Our group #shiftingborders is a diverse and fluctuating group of artists who all migrated to Silicon Valley because of the opportunities offered in the high-tech industry to our partners or ourselves.  We all work in different mediums and believe different things. We are very happy this month to share our work with The Wild Word, a new magazine dedicated to excellence in art and committed to the same core beliefs as ourselves. Because if we share one core belief, it is that art is more powerful when it means something, when it addresses social injustice, and when it attempts to explore the crisis and strain our planet is under.

Emer Martin
California June, 10th 2016

Emer Martin is an Irish novelist, painter and filmmaker who has also lived in Paris, London, the Middle East, and the United States. Her first novel, Breakfast in Babylon won Book of the Year at the 1996 Listowel Writers’ Week. More Bread Or I’ll Appear, her second novel, was published internationally in 1999. Baby Zero was published in March 2007 and released internationally through the publishing co-operative Rawmeash based in the Bay Area California. Why is the Moon following Me? is her first children’s book.
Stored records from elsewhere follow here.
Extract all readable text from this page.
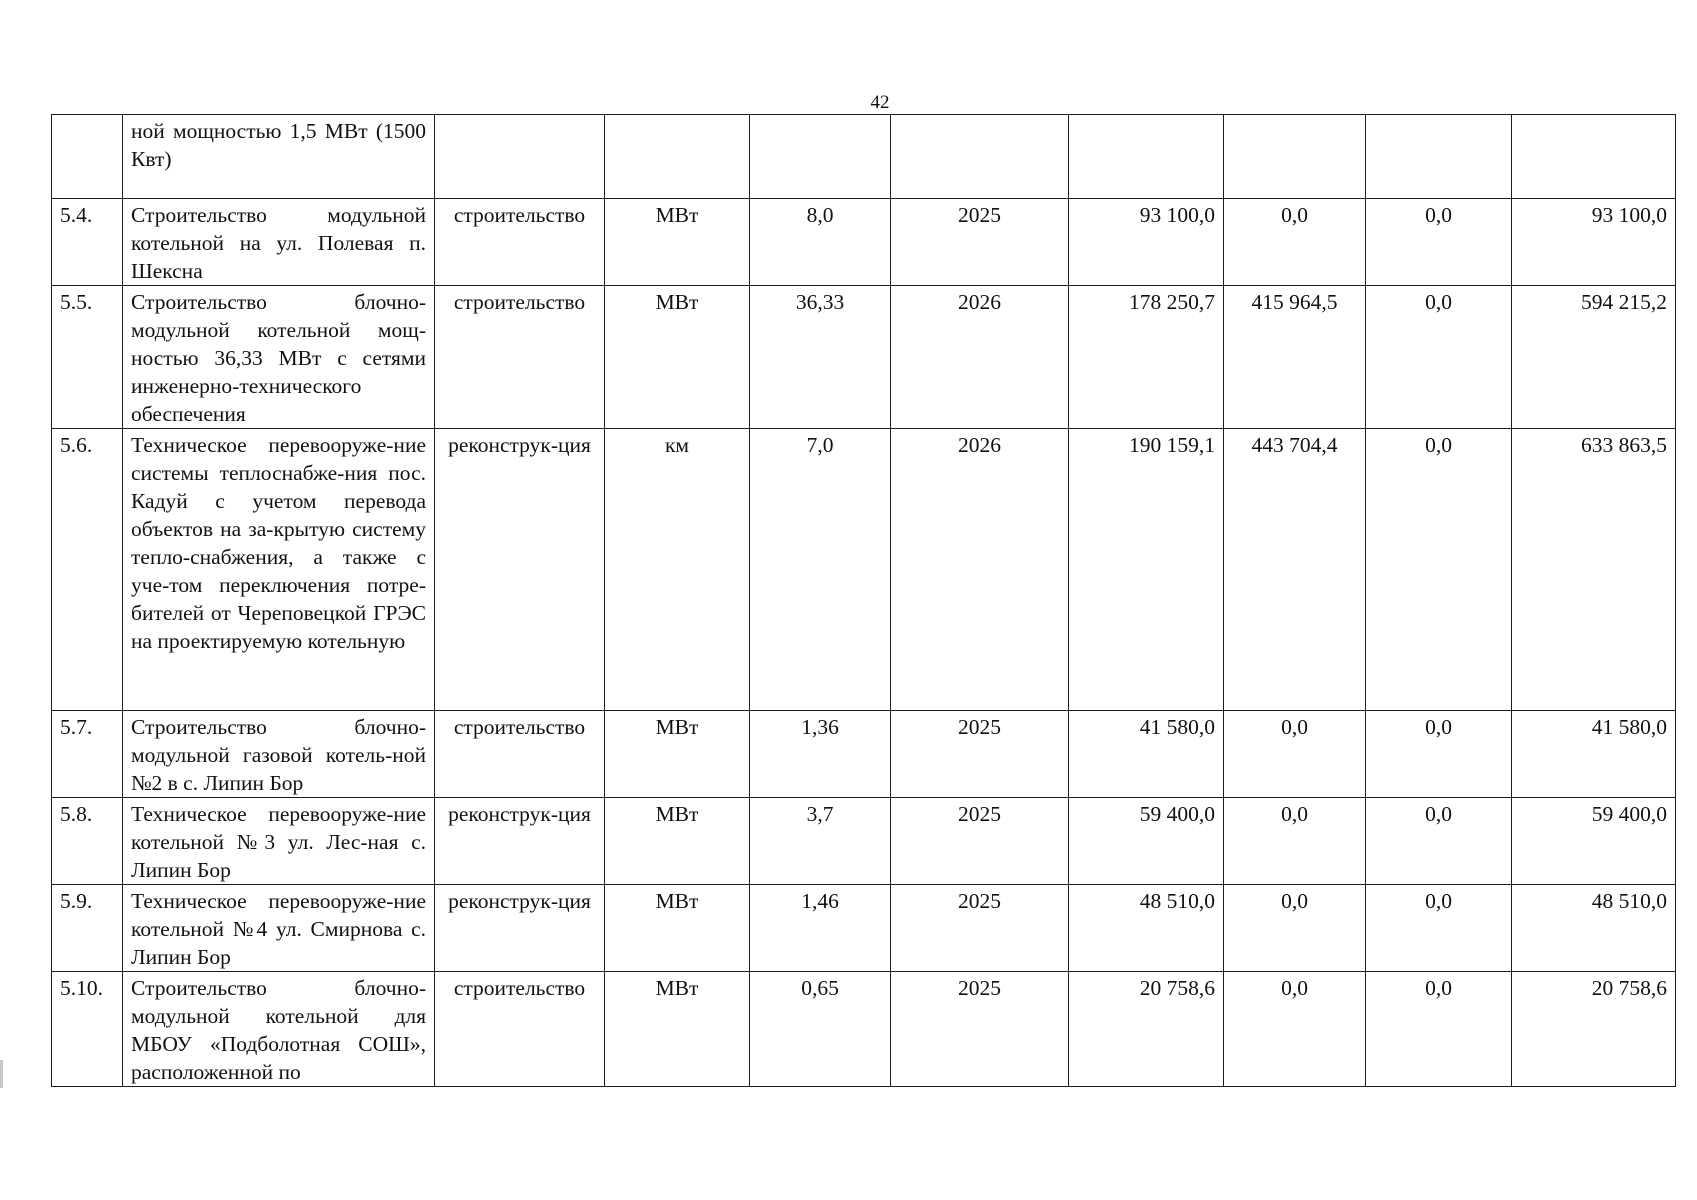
42
	ной мощностью 1,5 МВт (1500 Квт)								
5.4.	Строительство модульной котельной на ул. Полевая п. Шексна	строительство	МВт	8,0	2025	93 100,0	0,0	0,0	93 100,0
5.5.	Строительство блочно-модульной котельной мощ-ностью 36,33 МВт с сетями инженерно-технического обеспечения	строительство	МВт	36,33	2026	178 250,7	415 964,5	0,0	594 215,2
5.6.	Техническое перевооруже-ние системы теплоснабже-ния пос. Кадуй с учетом перевода объектов на за-крытую систему тепло-снабжения, а также с уче-том переключения потре-бителей от Череповецкой ГРЭС на проектируемую котельную	реконструк-ция	км	7,0	2026	190 159,1	443 704,4	0,0	633 863,5
5.7.	Строительство блочно-модульной газовой котель-ной №2 в с. Липин Бор	строительство	МВт	1,36	2025	41 580,0	0,0	0,0	41 580,0
5.8.	Техническое перевооруже-ние котельной №3 ул. Лес-ная с. Липин Бор	реконструк-ция	МВт	3,7	2025	59 400,0	0,0	0,0	59 400,0
5.9.	Техническое перевооруже-ние котельной №4 ул. Смирнова с. Липин Бор	реконструк-ция	МВт	1,46	2025	48 510,0	0,0	0,0	48 510,0
5.10.	Строительство блочно-модульной котельной для МБОУ «Подболотная СОШ», расположенной по	строительство	МВт	0,65	2025	20 758,6	0,0	0,0	20 758,6
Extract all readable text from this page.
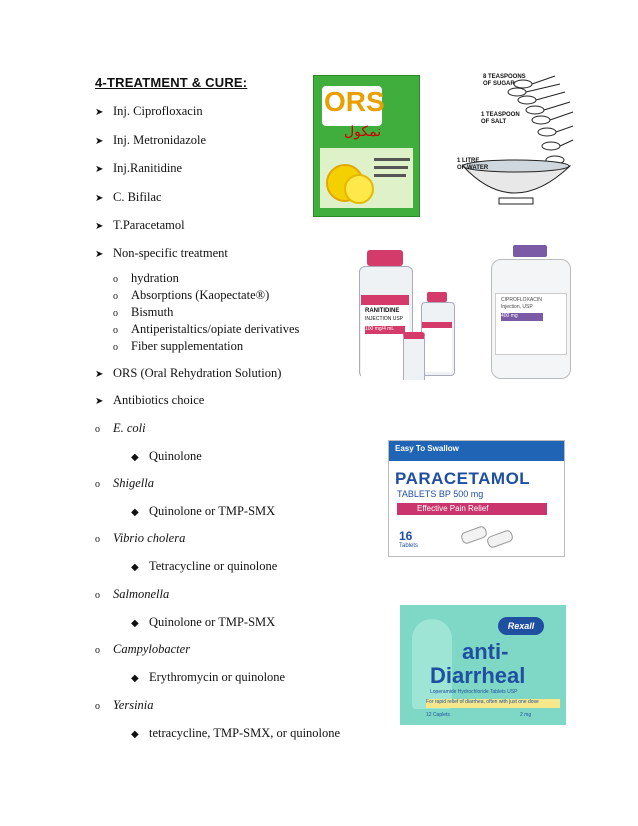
4-TREATMENT & CURE:
➤ Inj. Ciprofloxacin
➤ Inj. Metronidazole
➤ Inj.Ranitidine
➤ C. Bifilac
➤ T.Paracetamol
➤ Non-specific treatment
o hydration
o Absorptions (Kaopectate®)
o Bismuth
o Antiperistaltics/opiate derivatives
o Fiber supplementation
➤ ORS (Oral Rehydration Solution)
➤ Antibiotics choice
o E. coli
◆ Quinolone
o Shigella
◆ Quinolone or TMP-SMX
o Vibrio cholera
◆ Tetracycline or quinolone
o Salmonella
◆ Quinolone or TMP-SMX
o Campylobacter
◆ Erythromycin or quinolone
o Yersinia
◆ tetracycline, TMP-SMX, or quinolone
ORS
نمکول
8 TEASPOONS OF SUGAR
1 TEASPOON OF SALT
1 LITRE OF WATER
RANITIDINE
INJECTION USP
100 mg/4 mL
CIPROFLOXACIN
Injection, USP
400 mg
Easy To Swallow
PARACETAMOL
TABLETS BP 500 mg
Effective Pain Relief
16
Tablets
Rexall
anti-
Diarrheal
Loperamide Hydrochloride Tablets USP
For rapid relief of diarrhea, often with just one dose
12 Caplets	2 mg
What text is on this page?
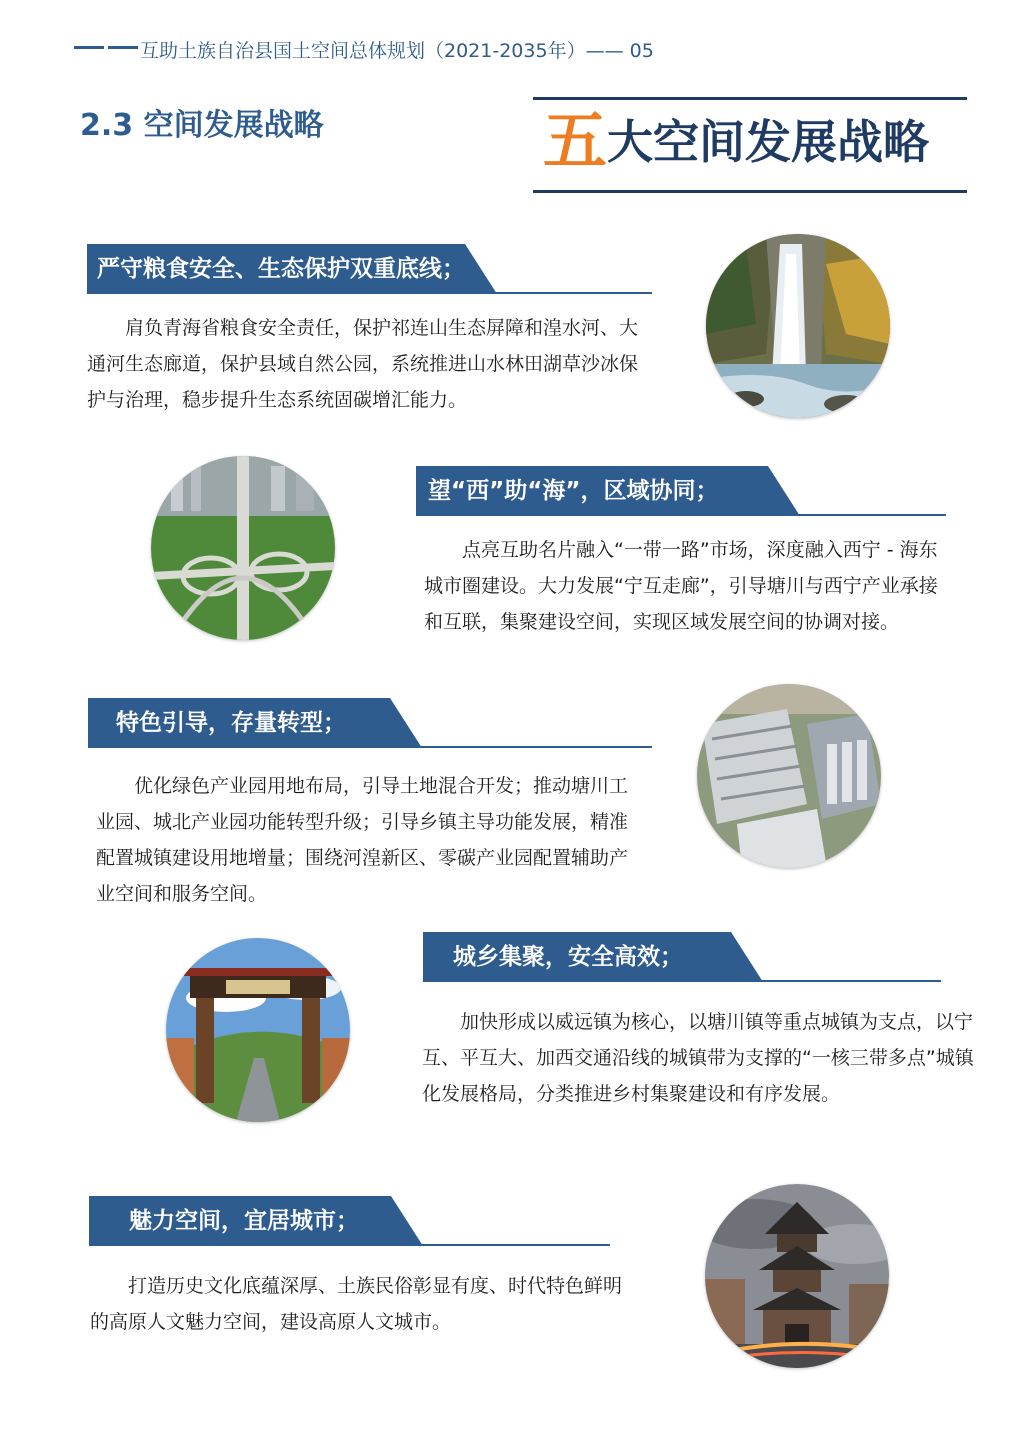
互助土族自治县国土空间总体规划（2021-2035年）—— 05
2.3 空间发展战略	五大空间发展战略
严守粮食安全、生态保护双重底线；
肩负青海省粮食安全责任，保护祁连山生态屏障和湟水河、大通河生态廊道，保护县域自然公园，系统推进山水林田湖草沙冰保护与治理，稳步提升生态系统固碳增汇能力。
望“西”助“海”，区域协同；
点亮互助名片融入“一带一路”市场，深度融入西宁 - 海东城市圈建设。大力发展“宁互走廊”，引导塘川与西宁产业承接和互联，集聚建设空间，实现区域发展空间的协调对接。
特色引导，存量转型；
优化绿色产业园用地布局，引导土地混合开发；推动塘川工业园、城北产业园功能转型升级；引导乡镇主导功能发展，精准配置城镇建设用地增量；围绕河湟新区、零碳产业园配置辅助产业空间和服务空间。
城乡集聚，安全高效；
加快形成以威远镇为核心，以塘川镇等重点城镇为支点，以宁互、平互大、加西交通沿线的城镇带为支撑的“一核三带多点”城镇化发展格局，分类推进乡村集聚建设和有序发展。
魅力空间，宜居城市；
打造历史文化底蕴深厚、土族民俗彰显有度、时代特色鲜明的高原人文魅力空间，建设高原人文城市。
She studied painting in New York and graduated from the Thomas Hunter Honors Program of Hunter College as class valedictorian in January 1998. She had two sell-out solo shows of her paintings at the Origin Gallery in Harcourt St, Dublin. She recently completed her third short film Unaccompanied. She produced Irvine Welsh’s directorial debut NUTS in 2007. She was awarded the Guggenheim Fellowship in 2000. Her new children’s book The Pooka will be released this Halloween 2016. Her fourth novel The Cruelty Men will be released in Ireland and the UK in 2017.  She now lives in Palo Alto, California.

Translations of the poems are by Yesica López.

Yesica López was born in Oaxaca, Mexico. She  is currently pursuing a teaching credential in SJSU.  She lives in San Jose with her husband and three children.  She believes strongly in education and building communities committed to social justice.